An op-ed is an opinion piece that presents an informed view on a newsworthy topic, emphasizing the author's insight and unique expertise. They are opinion pieces but facts, statistics and anecdotes help to shore up the argument and lend colour. The op-ed page of a newspaper (literally, opposite the editorial page) is usually a mix of regular columnists and guest opinion pieces. Faculty members write op-eds to clarify or correct, to provide expert commentary that isn't offered elsewhere, or to call for further action. No more than one subject should be addressed and topics of social, cultural or political interest are especially welcome. Op-eds are not letters to the editor and should not be written in that style. The ideal length for an op-ed piece is 800-900 words.
The style of an op-ed should be lively and provocative, with a clear message and a transparent structure.
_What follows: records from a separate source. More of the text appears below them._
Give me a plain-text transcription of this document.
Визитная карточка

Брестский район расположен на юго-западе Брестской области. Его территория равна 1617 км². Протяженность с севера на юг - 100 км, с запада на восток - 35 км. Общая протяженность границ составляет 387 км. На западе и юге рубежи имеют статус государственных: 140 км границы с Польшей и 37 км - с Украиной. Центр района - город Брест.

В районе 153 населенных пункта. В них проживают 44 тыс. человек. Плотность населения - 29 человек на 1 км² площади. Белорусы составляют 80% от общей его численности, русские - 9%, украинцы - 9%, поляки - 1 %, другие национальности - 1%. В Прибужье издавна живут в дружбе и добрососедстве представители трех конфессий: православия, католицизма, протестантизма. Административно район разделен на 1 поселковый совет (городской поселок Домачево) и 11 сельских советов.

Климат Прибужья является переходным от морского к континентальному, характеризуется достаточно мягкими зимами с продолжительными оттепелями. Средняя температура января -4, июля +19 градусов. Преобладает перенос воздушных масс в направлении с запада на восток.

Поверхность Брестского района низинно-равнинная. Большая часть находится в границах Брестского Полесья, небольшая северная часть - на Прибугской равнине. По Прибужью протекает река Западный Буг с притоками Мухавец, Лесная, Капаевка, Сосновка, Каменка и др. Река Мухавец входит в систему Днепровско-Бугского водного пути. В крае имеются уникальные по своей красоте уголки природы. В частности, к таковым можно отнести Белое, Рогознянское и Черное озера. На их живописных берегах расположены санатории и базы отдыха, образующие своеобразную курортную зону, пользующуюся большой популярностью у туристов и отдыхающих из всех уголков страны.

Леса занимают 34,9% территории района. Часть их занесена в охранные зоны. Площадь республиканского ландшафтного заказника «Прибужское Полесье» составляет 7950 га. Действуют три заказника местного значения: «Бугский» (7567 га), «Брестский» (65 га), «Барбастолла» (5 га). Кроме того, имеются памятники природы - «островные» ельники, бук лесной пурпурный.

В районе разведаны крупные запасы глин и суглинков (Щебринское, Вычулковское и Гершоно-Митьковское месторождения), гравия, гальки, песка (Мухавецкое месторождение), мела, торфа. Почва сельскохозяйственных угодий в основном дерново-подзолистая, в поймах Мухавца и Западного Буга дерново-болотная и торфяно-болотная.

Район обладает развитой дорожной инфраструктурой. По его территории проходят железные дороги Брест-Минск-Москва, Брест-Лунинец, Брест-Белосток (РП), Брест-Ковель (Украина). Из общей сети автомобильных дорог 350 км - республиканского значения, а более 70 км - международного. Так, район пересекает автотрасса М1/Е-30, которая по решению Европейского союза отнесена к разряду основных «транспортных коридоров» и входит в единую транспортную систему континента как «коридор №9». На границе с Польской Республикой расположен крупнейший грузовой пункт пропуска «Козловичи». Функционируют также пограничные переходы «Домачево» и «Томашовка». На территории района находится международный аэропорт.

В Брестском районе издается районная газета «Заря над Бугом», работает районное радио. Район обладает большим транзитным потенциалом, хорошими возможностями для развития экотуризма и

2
Reading an op-ed should not be hard work for the general public. Both boilerplate jargon and hyperbolic, righteous indignation should be avoided; strong, colourful language and a memorable phrase or two will catch the editor's attention and lend support to the argument presented. The person in charge of the op-ed page looks for clarity, brevity and newsworthiness, as well as controversy. Intelligent, contrarian views expressed in a unique voice tend to receive a positive response.
McGill professors have an excellent reputation for producing timely, well-written and authoritative op-eds that reflect the University's broad range of expertise on matters of social, political and economic import, both in Canada and internationally. The Media Relations Office regularly consults on, edits and places op-eds for faculty members.